We don’t yet have the initial PECOTA projections for the standings – remember how that blew up last year when the Cubs were projected to finish horribly, and everyone laughed? No one is laughing now … – but BP did just release its individual player projections using the PECOTA system.
You can check it all out here (premium), but I wanted to drop a few thoughts on things that stuck out to me:
- Relatively speaking, PECOTA is loving Anthony Rizzo, Kris Bryant, and Kyle Schwarber, all of whom are projected to be among the 32 best bats in baseball. Schwarber (32) projects third among that trio, and even he is projected to be 28% better than league average.
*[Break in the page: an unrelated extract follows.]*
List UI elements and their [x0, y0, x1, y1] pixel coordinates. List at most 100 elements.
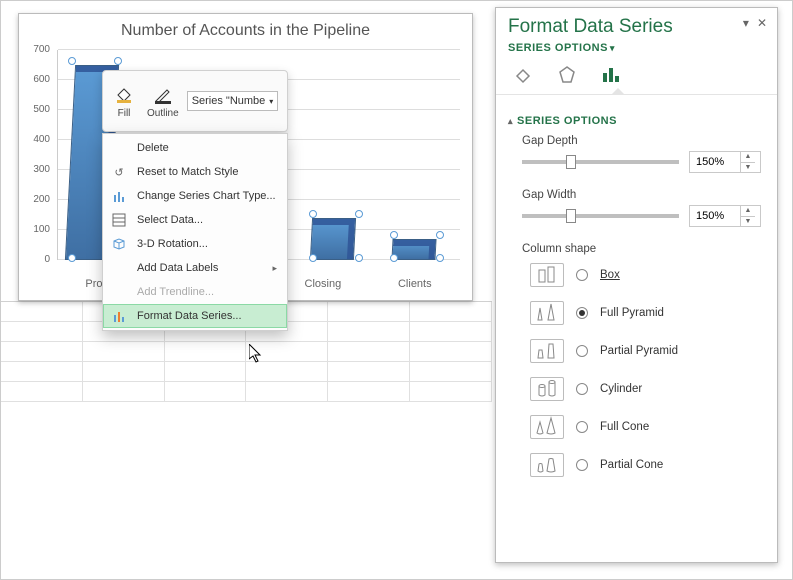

- PECOTA is much less rosy on the rest of the offense, with only Willson Contreras (15%), Javy Baez (13%), and David Bote (7%) projected to be better than average. Suffice to say, PECOTA is much lower on Ian Happ, for example, than we are.
- I chuckle – in a good way – at Brennen Davis’ statistical projection (which, remember, is based on the data and historical comps involving age, past success, etc.), which has the 20-year-old, who has played just one partial season at Low-A, hitting .248/.309/.417 if he were in the big leagues this year (just 4% worse than league average). It’s a virtually identical projection to that of Nico Hoerner.
- On the whole, PECOTA really hammers the Cubs for a lack of positional depth, which is not a surprise.
- PECOTA, like ZiPS, buys a Craig Kimbrel bounce-back in a big way (the 11th best pitcher in baseball by DRA-). Historically, guys who have been as good as he was apparently do not completely disintegrate at his age, and instead, a fluky down year is more likely to have been the case. Obviously these are just statistical projections, not a guarantee – but the smarter money is on Kimbrel being good in 2020.
- You may remember that it was the pitcher projections last year from PECOTA that really sank the Cubs when it came time for the system to project the team’s overall performance. And, once again, PECOTA haaaaaaates the Cubs’ pitching. It projects Jon Lester to absolutely crater, becoming one of the worst pitchers in the entire organization (20% worse than league average), with Tyler Chatwood barely a click better (19% worse than league average), and Jose Quintana also 5% worse than league average. I think these projects are way too dour, but still, as we’ve discussed, concerns about the Cubs’ rotation are extremely well-founded.
- (Still, if your projection system has Richard Gallardo, the 18-year-old recent IFA signee who has thrown 4.0 innings above rookie ball, outperforming Jon Lester by 15 points of DRA- at the big league level in 2020 (and tied with Jose Quintana), you may need to tweak a thing or two in the algorithm.)
- As for the surprisingly bright pitching projections, PECOTA is really buying Alec Mills (12% better than league average, 4th best pitcher on the team, behind only Kimbrel, Yu Darvish, and Kyle Hendricks). The only other pitchers better than league average – and just barely – are Cory Abbott, Jharel Cotton, and Jeremy Jeffress. Even setting aside the very limited DEGREE to which the Cubs’ pitchers are projected to be better than average, the total volume is so tiny compared to other competitive teams. It’s really quite jarring as I scroll through team after team with loads more quality pitching depth – by the projections – than the Cubs. Here’s hoping the Pitch Lab really works its magic!
- Like I said: PECOTA really hates the Cubs’ pitching.
On the whole, I think you can very safely presume the Cubs will once again be projected horribly overall by PECOTA when those first standings projections come out. Even as I might quibble with some of the individual player projections, I think the point remains: a colder, analytical look at this roster is not impressed. At best, you see a club that can compete if everything goes right, some guys break out, and everyone stays healthy.